Every year, U.S. taxpayers invest over $40 billion in basic biomedical research through agencies like NIH and NSF. Yet when those breakthroughs reach the pharmacy counter, patients often face significant list-price markups - the initial price set by manufacturers - that can make life-saving treatments unaffordable.

Universities earn royalties on patents from this research, but they often lack the leverage to ensure reasonable pricing. Meanwhile, pharmaceutical companies frequently obtain exclusive licenses, which can limit competition and keep prices high.

Global precedents

• Norwegian Petroleum Fund
  Norway channels royalties from its oil and gas resources into a sovereign wealth fund that now exceeds $1.7 trillion. This fund supports various public programs, from pensions to green technology. The key takeaway is that royalties from a valuable resource - in our case, intellectual property - can sustain public initiatives for decades.

• Alaska Permanent Fund
  A portion of Alaska’s oil revenues is deposited into a trust, and annual dividends are paid directly to state residents. Imagine a similar “Medicine Dividend” for every U.S. taxpayer or patient

Building a public IP trust

An American Health Innovation Sovereign Fund would transfer ownership of all patents stemming from federally funded research into a professionally managed vehicle. Key design elements could include:

• Bayh-Dole transfer: Federal law, specifically the Bayh-Dole Act which currently allows universities to own patents from federally funded research , would be revised to assign march-in rights - the government's right to intervene in certain situations - and patent title from individual universities to the Fund.

• Transparent licensing: The Fund would issue non-exclusive licenses, allowing multiple manufacturers to produce the same drug, and use competitive bidding to select licensees. This approach aims to increase the supply of medications and potentially lower their prices through competition.

• Global access clauses: Licensing agreements would include mandatory price ceilings, setting maximum prices, and tiered pricing, adjusting prices based on a country's income level. Sub-licensing triggers could be included if affordability targets aren’t met, aiming to ensure medications are accessible worldwide.

Turning royalties into savings

Rather than solely benefiting university endowments, the net royalties generated by the Fund would be deposited into a dedicated Drug Discount Account. This account would be used to::

• Subsidize point-of-sale pricing (e.g., 20–50 percent off initial price)

• Fund co-pay assistance for low- and middle-income patients

• Reinvest in neglected-disease R&D and public-interest trials

Benefits for patients and innovation

• Lower out-of-pocket costs: Direct subsidies would provide immediate financial relief to patients when purchasing medications.

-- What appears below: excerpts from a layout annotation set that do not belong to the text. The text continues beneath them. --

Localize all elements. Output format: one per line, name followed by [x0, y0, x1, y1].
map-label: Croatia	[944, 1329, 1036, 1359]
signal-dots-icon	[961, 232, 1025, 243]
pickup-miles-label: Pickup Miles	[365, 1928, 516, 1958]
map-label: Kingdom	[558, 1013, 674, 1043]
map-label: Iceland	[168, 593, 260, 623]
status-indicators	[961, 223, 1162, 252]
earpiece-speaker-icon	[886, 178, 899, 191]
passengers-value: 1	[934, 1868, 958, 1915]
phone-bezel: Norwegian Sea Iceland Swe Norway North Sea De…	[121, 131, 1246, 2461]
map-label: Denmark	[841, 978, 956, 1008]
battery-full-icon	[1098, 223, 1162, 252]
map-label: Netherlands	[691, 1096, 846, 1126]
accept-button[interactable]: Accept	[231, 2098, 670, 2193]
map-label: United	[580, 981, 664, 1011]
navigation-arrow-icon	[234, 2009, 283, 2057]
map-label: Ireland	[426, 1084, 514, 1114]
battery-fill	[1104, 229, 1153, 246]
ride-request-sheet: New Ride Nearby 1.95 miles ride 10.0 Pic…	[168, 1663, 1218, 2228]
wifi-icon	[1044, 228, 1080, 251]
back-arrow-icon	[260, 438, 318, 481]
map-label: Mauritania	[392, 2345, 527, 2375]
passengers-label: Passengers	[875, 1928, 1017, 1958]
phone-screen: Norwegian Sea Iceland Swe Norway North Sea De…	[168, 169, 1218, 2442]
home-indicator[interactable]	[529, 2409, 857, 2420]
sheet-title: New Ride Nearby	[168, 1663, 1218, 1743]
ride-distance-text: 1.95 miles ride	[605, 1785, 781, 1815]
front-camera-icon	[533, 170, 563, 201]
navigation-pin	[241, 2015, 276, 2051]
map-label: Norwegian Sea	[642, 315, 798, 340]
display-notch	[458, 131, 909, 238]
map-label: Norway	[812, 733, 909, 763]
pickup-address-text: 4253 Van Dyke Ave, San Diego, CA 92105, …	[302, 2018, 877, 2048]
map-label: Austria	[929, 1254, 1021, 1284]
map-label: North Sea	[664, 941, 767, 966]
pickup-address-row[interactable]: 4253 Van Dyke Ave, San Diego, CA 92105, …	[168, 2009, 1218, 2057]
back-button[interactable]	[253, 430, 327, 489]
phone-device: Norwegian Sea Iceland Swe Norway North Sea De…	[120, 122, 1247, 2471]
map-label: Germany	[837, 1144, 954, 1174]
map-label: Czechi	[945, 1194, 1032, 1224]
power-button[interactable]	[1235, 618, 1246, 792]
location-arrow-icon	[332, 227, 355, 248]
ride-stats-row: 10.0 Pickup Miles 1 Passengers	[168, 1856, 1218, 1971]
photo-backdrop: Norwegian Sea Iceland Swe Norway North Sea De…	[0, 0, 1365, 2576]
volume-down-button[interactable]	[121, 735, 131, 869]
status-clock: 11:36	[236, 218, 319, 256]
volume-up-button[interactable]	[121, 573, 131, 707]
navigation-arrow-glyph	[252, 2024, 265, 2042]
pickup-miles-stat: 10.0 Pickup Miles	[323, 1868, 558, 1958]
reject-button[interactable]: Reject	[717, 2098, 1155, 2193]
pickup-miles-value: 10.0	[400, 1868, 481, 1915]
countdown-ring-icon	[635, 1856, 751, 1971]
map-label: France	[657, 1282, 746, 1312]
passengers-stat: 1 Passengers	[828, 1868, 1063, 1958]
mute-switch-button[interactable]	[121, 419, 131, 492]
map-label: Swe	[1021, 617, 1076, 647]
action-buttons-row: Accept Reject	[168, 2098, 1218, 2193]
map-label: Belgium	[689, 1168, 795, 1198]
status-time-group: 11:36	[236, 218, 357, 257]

• Sustainable revenue: Similar to how oil royalties or mineral trusts fund public programs, revenues from intellectual property could provide a consistent funding source for ongoing health initiatives.

• Stronger public-private alignment: The Fund could shift the focus from “maximizing university patent income” to prioritizing the “broader public health impact” of federally funded research.

Navigating challenges

• Political buy-in: Universities and industry groups will resist changes to existing intellectual property frameworks.

• Incentivizing clinical investment: The terms for licensing patents would need to be carefully designed to ensure that pharmaceutical developers can still cover the substantial costs of late-stage clinical trials.

• Operational complexity: Establishing a professional technology transfer office and renegotiating existing licenses would be a significant undertaking requiring time and resources.

A roadmap for implementation

1. Draft legislation to establish the Fund, assign Bayh-Dole rights, and define the Fund's governance structure.

2. Pilot program at one or two federal agencies (e.g., NCI or NIAID) to refine licensing workflows and pricing metrics.

3. Scale up by onboarding additional agency patents, building an expert licensing team, and automating royalty accounting.

4. Measure impact through annual reports on patient savings, royalty returns, and R&D reinvestment. Establish clear metrics to measure the Fund's success, such as patient savings, royalty revenues generated, and reinvestment in research and development.